My favorite kind of conversation with a respected colleague when talking about my ongoing work goes like this: It starts with my telling them a result that I’m excited about, that I have preliminary results for, and am trying to extend. They say “Umm, that’s surprising”. If all is going well, they sit back in their chair and brace for some random nonsense that they are going to have to shoot down, because what I have just told them goes against their strongest intuitions (in case you haven’t noticed, I’m trying to use ‘they’ for the un-gendered first-person pronoun).  I then proceed to talk for a few minutes, and at the end of it, the colleague looks at me and says, “Ok, that makes sense, I buy it, cool result.”

In fact, that’s a damn good principle for getting a paper published in the first place, that there is some result that is surprising when first encountered, but when you go into the physics carefully, you are able to explain or understand it. If not surprising in the first place, why bother (as the referees will happily tell you)?  And if you can’t explain it, the referees will torture you equally happily.

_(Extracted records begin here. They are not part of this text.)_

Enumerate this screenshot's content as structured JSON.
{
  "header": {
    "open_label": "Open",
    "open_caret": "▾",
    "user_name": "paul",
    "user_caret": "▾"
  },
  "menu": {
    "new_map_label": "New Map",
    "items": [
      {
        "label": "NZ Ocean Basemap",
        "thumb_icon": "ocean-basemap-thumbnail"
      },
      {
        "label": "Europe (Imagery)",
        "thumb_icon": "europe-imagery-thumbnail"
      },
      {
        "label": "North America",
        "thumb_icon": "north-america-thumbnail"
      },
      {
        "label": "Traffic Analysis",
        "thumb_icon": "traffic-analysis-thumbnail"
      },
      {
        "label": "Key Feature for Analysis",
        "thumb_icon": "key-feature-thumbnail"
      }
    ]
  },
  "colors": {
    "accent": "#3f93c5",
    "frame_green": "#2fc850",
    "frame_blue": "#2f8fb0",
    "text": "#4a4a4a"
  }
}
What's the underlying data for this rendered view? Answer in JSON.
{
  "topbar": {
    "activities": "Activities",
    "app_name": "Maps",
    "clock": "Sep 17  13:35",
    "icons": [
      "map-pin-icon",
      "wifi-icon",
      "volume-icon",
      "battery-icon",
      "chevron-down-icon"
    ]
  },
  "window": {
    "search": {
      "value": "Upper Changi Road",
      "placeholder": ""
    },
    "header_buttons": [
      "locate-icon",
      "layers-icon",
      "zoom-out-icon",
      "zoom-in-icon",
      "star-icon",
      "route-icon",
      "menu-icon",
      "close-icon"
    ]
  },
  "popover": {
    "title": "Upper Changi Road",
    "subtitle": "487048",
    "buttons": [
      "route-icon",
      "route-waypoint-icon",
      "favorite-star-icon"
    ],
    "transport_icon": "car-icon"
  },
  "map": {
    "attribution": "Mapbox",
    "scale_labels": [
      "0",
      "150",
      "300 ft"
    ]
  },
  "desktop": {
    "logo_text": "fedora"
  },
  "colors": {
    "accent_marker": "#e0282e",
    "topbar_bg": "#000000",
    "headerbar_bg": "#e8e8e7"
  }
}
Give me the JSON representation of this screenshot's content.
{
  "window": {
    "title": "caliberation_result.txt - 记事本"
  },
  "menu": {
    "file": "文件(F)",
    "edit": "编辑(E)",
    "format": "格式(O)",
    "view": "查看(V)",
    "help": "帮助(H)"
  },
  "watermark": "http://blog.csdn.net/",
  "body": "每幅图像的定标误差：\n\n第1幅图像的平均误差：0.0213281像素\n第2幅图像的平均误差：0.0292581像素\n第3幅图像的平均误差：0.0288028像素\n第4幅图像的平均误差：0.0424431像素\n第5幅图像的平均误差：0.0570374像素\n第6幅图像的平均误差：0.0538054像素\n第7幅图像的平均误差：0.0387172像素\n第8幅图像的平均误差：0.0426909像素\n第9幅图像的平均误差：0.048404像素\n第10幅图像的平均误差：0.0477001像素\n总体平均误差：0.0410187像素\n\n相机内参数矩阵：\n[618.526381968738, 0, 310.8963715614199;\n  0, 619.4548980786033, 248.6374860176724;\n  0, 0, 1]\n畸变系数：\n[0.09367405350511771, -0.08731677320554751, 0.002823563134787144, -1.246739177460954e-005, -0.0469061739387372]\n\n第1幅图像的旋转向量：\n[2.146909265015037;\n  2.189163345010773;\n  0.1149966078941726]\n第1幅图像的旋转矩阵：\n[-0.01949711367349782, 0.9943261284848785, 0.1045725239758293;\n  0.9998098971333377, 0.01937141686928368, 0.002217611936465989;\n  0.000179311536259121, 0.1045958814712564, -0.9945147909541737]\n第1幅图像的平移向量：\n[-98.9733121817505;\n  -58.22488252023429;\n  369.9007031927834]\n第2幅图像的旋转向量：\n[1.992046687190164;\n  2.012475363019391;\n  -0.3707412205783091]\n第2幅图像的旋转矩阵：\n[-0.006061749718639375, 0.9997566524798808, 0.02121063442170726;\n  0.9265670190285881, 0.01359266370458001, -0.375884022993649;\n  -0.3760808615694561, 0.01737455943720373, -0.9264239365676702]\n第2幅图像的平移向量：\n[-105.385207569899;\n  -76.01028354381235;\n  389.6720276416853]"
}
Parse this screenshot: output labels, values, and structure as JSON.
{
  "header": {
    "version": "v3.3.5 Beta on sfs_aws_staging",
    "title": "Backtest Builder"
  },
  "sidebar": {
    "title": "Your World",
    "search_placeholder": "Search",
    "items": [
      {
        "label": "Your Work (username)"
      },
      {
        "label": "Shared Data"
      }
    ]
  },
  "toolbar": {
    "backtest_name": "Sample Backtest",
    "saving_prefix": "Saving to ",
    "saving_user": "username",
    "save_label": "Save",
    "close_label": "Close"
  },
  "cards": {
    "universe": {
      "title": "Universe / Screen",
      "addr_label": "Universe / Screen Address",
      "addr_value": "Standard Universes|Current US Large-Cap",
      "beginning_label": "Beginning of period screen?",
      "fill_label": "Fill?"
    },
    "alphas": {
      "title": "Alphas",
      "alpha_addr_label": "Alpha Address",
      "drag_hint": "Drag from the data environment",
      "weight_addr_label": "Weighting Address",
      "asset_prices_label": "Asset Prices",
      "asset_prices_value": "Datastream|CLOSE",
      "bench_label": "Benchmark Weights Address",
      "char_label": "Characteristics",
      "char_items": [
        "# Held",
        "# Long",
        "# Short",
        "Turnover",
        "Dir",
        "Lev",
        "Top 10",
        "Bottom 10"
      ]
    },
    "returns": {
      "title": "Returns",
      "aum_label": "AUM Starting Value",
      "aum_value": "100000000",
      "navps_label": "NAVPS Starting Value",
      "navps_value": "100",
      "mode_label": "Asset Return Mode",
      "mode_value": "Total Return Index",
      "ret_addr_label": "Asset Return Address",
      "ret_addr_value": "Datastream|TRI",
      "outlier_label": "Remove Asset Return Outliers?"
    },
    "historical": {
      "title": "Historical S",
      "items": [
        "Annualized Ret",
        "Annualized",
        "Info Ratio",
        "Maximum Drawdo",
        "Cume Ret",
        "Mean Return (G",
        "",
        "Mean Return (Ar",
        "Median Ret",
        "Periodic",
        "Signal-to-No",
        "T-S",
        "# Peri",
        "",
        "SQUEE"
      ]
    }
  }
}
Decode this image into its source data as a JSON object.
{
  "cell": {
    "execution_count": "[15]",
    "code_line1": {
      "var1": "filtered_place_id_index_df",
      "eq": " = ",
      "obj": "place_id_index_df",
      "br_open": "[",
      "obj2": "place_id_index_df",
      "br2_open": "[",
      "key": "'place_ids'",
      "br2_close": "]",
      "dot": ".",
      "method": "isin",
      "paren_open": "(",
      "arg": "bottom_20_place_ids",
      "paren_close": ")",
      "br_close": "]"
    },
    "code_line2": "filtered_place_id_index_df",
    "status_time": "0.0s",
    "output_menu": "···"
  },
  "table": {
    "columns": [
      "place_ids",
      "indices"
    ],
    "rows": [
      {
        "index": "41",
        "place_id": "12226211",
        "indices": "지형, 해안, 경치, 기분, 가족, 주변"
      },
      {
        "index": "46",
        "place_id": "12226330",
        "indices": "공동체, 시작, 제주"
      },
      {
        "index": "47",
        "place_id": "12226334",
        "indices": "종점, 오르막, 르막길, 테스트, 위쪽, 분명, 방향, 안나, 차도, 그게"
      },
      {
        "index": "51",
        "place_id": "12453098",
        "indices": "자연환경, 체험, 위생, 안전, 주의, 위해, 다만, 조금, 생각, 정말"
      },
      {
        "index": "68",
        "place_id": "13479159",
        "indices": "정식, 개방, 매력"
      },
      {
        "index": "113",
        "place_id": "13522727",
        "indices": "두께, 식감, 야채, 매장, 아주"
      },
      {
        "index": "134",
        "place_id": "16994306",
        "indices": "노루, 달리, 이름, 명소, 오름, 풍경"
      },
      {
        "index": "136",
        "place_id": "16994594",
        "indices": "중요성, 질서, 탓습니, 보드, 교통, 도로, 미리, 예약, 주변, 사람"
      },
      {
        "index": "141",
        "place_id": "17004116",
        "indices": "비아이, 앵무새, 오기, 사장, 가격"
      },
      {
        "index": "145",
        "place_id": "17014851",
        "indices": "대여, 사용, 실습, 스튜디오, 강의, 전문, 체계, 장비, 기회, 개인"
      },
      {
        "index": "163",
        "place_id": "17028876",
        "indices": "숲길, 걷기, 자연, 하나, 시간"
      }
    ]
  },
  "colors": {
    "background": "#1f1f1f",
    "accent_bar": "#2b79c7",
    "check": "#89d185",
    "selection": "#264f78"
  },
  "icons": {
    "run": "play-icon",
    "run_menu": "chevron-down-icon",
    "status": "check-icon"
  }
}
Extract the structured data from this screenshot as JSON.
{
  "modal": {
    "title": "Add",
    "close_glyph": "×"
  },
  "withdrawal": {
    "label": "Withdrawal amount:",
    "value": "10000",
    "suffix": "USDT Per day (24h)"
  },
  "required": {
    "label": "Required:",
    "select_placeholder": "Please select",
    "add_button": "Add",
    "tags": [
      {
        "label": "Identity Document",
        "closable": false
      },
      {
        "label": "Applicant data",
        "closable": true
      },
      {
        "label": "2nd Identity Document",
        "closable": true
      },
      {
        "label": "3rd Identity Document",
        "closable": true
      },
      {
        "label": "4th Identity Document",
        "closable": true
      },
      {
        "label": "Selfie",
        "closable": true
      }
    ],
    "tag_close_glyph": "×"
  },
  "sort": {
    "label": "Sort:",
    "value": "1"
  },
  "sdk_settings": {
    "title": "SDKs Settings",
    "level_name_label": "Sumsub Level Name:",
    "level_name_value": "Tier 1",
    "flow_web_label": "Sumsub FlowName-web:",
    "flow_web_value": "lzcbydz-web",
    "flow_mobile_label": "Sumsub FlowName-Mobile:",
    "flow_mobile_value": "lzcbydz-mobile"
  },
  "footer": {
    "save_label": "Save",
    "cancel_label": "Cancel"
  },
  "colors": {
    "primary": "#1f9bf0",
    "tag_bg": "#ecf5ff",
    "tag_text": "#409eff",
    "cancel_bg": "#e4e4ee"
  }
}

When I sat down with Tomaž a couple of evenings ago to discuss my results on non-monotonicity in the quantum-classical transition, I got exactly that pair of reactions (well, he’s Slovenian, and doesn’t say ‘I buy it’ or ‘cool’ but you get the point). And we discussed matters a little further and the feedback continued to be interesting. So yes, a few conversations like this was exactly what I wanted from this trip.